Окончательно я осознал, что мне повезло с внешностью, когда мы трое еще не успели стать школьниками. Это был незабываемый для евреев год… До того времени "врагами народа" не становились по национальному признаку, и "дело врачей" внесло в эпопею разоблачений некоторое разнообразие. У обвиняемых была одна и та же профессия – врачи, почти у всех одна и та же национальность – евреи, одно и то же призвание, одна непреодолимая страсть – убивать. Но убийцами они именовались не какими-нибудь, а исключительно "в белых халатах".
Отец окончил мирное терапевтическое отделение медицинского института. Но так как Героем он был не только по званию, а и по характеру, то назначение получил туда, куда никто, кроме него, не рвался, – стал заведующим лабораторией, где испытывались смертоносные, устрашающие вакцины: античумные, антихолерные… Получается, он сразу же приобщился к сражениям. Такая была натура!
Добровольцем на фронт отец записался, конечно, не на второй день войны, а в ее самый первый день. Природный героизм не позволил ему обождать. Направили его заместителем начальника госпиталя.

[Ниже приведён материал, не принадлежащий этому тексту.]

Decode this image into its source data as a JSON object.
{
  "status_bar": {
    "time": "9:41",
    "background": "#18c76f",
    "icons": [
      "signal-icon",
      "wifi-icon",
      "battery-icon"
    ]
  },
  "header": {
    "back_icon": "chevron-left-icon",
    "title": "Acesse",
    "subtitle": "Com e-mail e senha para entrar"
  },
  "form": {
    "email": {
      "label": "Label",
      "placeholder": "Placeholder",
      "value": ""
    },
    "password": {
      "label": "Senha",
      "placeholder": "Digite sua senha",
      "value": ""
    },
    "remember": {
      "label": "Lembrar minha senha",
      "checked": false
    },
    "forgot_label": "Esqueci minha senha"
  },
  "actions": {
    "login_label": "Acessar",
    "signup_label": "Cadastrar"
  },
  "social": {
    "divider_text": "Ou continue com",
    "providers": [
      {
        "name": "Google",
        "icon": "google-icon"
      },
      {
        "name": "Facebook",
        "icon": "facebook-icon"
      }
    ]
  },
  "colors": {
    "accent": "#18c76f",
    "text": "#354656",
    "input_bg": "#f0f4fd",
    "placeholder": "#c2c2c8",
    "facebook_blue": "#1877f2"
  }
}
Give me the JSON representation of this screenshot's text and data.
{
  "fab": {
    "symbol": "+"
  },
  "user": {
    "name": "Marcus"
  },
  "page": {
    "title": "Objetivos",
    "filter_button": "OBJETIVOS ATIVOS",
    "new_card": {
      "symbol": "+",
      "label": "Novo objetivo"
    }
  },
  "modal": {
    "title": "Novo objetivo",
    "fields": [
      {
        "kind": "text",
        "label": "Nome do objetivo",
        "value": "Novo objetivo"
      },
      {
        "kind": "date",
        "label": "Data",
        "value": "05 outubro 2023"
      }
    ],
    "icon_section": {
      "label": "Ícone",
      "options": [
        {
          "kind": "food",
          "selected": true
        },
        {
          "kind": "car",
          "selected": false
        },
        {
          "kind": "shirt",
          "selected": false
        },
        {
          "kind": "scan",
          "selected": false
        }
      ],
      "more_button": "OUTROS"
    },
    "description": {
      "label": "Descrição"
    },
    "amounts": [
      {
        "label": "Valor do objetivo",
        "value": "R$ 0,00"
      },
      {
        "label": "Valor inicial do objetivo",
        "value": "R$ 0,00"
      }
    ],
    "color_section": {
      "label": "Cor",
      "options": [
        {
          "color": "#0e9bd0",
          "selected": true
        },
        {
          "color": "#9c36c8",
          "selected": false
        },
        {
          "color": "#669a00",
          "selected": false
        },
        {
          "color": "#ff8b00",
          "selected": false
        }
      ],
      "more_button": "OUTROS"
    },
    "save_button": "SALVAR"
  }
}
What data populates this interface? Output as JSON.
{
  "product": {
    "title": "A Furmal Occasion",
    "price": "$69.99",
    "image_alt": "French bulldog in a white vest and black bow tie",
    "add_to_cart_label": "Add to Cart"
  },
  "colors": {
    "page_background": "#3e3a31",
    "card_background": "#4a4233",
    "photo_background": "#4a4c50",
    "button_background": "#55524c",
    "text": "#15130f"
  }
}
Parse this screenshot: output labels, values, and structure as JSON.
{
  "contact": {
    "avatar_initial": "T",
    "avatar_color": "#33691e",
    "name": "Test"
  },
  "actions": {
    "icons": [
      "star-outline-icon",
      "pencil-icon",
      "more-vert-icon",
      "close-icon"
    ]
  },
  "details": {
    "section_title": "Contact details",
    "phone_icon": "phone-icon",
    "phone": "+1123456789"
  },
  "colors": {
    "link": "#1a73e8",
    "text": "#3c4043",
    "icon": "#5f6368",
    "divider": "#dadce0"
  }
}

Госпиталь располагался вдали от передовой, но отец, родившись Героем, согласиться с этим не пожелал. Он мог находиться лишь там, где непрерывно требовался его героизм. И стал пехотинцем. Мама покорно не отговаривала…
Покорность может и повелевать, если это черта женского обаяния. Мамину покорность можно было назвать и преданностью отцовской натуре. Она сумела бы поломать чрезмерную тягу отца к опасностям, к риску. Но стать разрушительницей отваги себе не позволила. Бракосочетавшись с отцом, она навсегда осознала себя не просто женой, а женой Героя. Сперва с обыкновенной, маленькой буквы, а впоследствии и с заглавной. Мама, я думаю, и полюбила отца не за притягательность внешности, которая, безусловно, была, не за яркие дарования, которых, кажется, не было, не за высокий ум, который тоже особенно не выпирал, а за верность и мужество. Верней сказать, за характер.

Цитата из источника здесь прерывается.